How often is your memory subsystem running flat out, given the unique, new, and relatively enormous cache system of the Nehalem/Westmere architecture? How much is that drop reflected in your
real overall system performance? How much is it offset in your particular system by having an extra 4GB of RAM? I assure you that for every synthetic benchmark you can come up with showing a slowdown of something that basically never happens in practice (your super-high-speed memory system getting saturated), Kingston and Crucial can come up with 5 more showing that the extra 4GB in the fourth slot improves your performance on XYZ applications even though it cuts down your interleave factor.
It is true that your maxed out memory scenario runs best with a multiple of 3. And IF it is also true that you're fine with 12GB instead of 16 with a single CPU, then maybe you should only populate 3, that's what I'm doing.

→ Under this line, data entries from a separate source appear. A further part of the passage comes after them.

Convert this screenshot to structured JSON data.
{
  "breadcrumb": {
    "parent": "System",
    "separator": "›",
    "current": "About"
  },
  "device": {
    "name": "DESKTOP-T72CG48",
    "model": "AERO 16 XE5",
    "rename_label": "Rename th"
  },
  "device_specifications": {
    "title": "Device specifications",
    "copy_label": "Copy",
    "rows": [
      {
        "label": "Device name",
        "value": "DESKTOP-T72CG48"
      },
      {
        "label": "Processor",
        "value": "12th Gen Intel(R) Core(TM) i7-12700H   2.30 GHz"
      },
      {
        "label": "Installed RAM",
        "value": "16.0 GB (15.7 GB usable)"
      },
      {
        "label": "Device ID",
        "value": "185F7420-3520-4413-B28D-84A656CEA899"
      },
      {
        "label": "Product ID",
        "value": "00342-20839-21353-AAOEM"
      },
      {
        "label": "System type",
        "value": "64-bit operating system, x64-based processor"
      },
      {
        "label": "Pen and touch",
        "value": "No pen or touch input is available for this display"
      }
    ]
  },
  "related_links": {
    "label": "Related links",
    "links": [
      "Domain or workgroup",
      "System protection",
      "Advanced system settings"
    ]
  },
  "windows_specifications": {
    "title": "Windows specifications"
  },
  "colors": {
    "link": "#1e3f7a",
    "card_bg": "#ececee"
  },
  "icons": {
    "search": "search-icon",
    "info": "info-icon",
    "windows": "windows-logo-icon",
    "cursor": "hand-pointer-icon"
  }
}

But, the more I read about this stuff (give
this a long slow glance if you want some detail), the more I realize what the truth is:
For 99.98% of users the 3-sticks vs. 4 sticks controversy simply doesn't matter in real-life practice. It's a non-issue that's easy to mistake for an issue. 'Do what thou wilt' shall be the whole of the law. If you want 3, get 3. If you want 4, get 4. Ignore the many over-hyped benchmarks aimed at arousing the paranoia wired into our lizard brains. The difference is a few percent either way in real life situations on the memory access, and you'll be helped by more memory more often than you'll be hurt by less interleave.
Bottom line: we are indeed getting all over ourselves for no reason at all. The right thing to do: forget the whole issue.
EDIT: Nothing about the above mitigates the indisputable fact that it's kind of a shame to design a motherboard for these CPU's that has anything other than a multiple of 3 memory sockets.